One interesting thing to note is that in the diecast toy offering there was the Liabe ... a spaceship which was featured in the Toho sci-fi epic "Message from Space" and a spaceship which has come to be known as the "Millennium Falcon of the Far East". How it became part of the Shogun Warrior collection is probably an interesting story.
The Shogun Warriors were hot stuff for a while before finally fading away to nothing in 1980. The toy line didn't have the staying power required to survive in the post-Star Wars era that 1977 to 1980 quickly became. Toys were quickly changing in the late years of the 1970's. Electronics were coming and computers were here. Interactive toys like Milton Bradley's Starbird and Big Trak did amazing things, had flashing lights and sounds that simple toys like the Shogun Warriors simply didn't. Also, like many other toys of the time, the Shogun Warriors line of toys were plagued with outrageous concerns for child safety based on children acting like total effing retards and shooting the shooty parts into their eyes, into the eyes of other children or shooting the shooty parts down their own throats and subsequently choking to death on the shooty parts (probably while the parents were in the other room playing Bridge or some other socially popular game at the time). Normally, we would just chalk that up to a good case of Darwin and a bad case of parenting but the outcry was enough from lazy parents that manufacturers had to remove the fun parts of the toys because a few total retards had ruined it for the rest of us kids. It was just more of the whole retarded liberal mindset that would continue to plague America in the years and decades to come ... the mindset where the needs of the few always outweigh the needs of the many.
If you want to know more about these toys, follow this link.
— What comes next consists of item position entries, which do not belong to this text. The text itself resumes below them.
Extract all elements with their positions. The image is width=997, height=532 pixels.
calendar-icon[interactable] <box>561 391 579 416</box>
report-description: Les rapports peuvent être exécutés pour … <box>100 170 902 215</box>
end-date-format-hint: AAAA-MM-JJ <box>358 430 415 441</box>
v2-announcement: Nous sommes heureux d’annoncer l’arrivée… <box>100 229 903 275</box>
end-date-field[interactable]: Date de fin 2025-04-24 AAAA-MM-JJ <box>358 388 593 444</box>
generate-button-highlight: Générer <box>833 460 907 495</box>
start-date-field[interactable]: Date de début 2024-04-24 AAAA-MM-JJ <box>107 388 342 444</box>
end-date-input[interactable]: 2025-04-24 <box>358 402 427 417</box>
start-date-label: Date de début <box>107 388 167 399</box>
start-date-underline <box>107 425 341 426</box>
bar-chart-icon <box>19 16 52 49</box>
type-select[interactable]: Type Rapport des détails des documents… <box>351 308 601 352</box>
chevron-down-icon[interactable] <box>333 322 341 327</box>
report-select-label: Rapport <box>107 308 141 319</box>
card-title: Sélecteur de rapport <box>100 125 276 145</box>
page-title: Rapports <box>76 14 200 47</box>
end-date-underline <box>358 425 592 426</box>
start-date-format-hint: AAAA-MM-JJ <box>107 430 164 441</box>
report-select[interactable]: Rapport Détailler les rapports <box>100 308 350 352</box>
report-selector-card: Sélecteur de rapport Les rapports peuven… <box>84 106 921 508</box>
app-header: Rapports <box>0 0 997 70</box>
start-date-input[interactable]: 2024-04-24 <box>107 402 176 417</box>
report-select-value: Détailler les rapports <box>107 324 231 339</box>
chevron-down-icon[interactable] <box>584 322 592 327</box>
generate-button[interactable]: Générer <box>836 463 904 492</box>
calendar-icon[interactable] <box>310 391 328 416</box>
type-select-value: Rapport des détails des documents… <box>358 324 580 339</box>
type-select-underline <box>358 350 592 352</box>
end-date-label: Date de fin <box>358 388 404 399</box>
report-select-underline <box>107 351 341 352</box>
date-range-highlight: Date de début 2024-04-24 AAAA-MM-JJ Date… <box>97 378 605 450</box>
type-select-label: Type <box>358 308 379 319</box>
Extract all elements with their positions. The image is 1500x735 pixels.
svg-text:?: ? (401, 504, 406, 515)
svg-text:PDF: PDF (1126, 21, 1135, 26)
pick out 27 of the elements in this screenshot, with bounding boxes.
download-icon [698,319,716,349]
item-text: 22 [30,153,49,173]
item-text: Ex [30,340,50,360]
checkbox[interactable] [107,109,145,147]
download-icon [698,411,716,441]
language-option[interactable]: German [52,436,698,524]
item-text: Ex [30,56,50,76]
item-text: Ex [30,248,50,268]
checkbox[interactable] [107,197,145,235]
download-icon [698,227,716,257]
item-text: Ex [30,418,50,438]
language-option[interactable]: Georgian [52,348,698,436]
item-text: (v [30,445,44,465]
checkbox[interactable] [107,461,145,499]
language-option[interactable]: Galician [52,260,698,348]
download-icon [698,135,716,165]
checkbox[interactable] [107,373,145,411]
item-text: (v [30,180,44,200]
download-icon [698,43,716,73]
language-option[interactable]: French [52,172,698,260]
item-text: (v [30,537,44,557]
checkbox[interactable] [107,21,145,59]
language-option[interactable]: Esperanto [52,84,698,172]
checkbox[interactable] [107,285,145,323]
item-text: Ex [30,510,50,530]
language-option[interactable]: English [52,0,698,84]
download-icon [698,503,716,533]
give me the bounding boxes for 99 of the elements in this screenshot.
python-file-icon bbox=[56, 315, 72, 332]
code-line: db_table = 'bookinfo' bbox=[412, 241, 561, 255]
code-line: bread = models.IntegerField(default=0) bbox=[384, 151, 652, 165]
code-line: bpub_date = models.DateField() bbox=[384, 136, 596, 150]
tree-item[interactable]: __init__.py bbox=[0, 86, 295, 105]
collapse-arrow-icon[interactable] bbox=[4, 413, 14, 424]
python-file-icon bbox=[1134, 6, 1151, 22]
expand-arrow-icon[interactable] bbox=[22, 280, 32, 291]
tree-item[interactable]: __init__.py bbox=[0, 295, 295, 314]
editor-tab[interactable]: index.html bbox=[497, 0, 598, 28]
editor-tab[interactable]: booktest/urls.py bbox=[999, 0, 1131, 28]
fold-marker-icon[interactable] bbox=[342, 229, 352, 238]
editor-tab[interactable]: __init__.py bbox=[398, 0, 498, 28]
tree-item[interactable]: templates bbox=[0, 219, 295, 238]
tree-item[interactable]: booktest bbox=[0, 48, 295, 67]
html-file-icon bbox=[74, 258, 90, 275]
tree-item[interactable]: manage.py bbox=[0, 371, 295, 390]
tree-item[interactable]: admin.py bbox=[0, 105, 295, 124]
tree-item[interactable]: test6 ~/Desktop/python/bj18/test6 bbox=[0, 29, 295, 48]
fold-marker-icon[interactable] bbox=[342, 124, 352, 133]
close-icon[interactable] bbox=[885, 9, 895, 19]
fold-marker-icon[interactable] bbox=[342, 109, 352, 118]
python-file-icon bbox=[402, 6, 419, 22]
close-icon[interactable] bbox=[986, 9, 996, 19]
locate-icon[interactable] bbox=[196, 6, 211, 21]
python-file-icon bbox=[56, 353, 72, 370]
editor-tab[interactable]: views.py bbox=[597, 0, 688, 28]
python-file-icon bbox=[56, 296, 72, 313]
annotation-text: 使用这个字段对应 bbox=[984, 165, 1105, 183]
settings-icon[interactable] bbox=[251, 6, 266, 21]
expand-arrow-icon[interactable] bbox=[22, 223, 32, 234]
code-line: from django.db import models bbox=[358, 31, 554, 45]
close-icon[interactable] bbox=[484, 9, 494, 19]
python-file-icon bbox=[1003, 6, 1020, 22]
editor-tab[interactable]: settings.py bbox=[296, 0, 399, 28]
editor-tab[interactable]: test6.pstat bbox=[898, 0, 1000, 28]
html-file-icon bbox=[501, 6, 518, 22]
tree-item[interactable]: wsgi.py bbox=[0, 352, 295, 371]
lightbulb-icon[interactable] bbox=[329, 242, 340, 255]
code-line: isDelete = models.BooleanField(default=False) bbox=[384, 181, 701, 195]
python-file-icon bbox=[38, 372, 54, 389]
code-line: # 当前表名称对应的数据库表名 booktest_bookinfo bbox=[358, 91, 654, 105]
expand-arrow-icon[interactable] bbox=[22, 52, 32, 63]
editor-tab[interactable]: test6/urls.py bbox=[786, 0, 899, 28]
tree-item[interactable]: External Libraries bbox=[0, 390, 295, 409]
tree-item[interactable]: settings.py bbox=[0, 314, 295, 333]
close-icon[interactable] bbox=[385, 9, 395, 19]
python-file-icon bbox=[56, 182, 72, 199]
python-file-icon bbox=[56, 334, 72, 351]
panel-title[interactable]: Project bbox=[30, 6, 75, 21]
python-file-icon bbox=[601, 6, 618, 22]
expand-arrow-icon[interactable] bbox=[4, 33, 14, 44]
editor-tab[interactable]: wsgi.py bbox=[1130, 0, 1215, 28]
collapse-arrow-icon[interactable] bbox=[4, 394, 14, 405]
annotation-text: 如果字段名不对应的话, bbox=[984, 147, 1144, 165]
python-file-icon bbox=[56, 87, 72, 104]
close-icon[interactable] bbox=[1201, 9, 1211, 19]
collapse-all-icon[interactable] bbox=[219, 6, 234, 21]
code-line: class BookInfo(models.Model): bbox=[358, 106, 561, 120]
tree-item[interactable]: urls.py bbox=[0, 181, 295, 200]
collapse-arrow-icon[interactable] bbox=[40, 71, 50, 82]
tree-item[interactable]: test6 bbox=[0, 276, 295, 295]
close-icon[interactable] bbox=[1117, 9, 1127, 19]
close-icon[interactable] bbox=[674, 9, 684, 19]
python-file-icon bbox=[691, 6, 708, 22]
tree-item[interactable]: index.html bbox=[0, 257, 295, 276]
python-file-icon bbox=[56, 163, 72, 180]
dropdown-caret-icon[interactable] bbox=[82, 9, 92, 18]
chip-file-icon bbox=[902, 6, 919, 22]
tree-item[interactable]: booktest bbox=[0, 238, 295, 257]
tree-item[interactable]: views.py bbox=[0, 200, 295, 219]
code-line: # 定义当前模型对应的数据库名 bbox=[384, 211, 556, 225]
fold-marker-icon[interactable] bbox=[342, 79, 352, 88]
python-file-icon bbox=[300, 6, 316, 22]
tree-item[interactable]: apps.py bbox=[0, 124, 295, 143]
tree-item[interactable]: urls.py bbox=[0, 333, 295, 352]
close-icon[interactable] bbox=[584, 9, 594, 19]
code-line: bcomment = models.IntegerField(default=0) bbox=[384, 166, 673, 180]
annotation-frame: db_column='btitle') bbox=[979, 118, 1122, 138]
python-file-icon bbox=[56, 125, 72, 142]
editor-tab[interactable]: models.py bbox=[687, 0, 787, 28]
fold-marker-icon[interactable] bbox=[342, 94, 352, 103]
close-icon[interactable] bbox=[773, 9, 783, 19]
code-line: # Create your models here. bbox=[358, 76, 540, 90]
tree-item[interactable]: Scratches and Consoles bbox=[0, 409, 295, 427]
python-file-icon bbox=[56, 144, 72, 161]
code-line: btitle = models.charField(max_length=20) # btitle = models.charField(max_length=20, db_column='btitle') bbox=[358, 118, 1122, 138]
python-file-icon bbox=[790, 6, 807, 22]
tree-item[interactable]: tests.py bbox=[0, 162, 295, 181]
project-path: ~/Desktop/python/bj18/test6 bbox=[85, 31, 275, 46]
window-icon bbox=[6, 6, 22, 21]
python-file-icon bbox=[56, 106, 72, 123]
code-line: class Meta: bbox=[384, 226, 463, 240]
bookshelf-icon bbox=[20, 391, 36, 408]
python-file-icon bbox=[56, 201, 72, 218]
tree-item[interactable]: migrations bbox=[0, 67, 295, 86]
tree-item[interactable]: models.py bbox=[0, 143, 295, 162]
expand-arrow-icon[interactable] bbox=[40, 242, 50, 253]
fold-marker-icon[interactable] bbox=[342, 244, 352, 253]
I no longer have Raydeen but I have some really good memories of that toy. Even though I don't remember it, I'm sure that Raydeen was eventually decommissioned and sold to a private firm after which I have no idea what happened to him. And by being decommissioned I mean that he had a dollar fifty price tag stuck to him one Saturday morning at my parents' annual garage sale and Raydeen went home with another child ... hopefully he had a few more adventures in him. I hope to God he still had some adventures left in him and that he didn't wind up as a frequent, dress wearing guest at some little girl's tea party before he ultimately met the
sad fate that most toys of childhood eventually face but for a while
Raydeen was mine and while he was mine he was nothing short of awesome!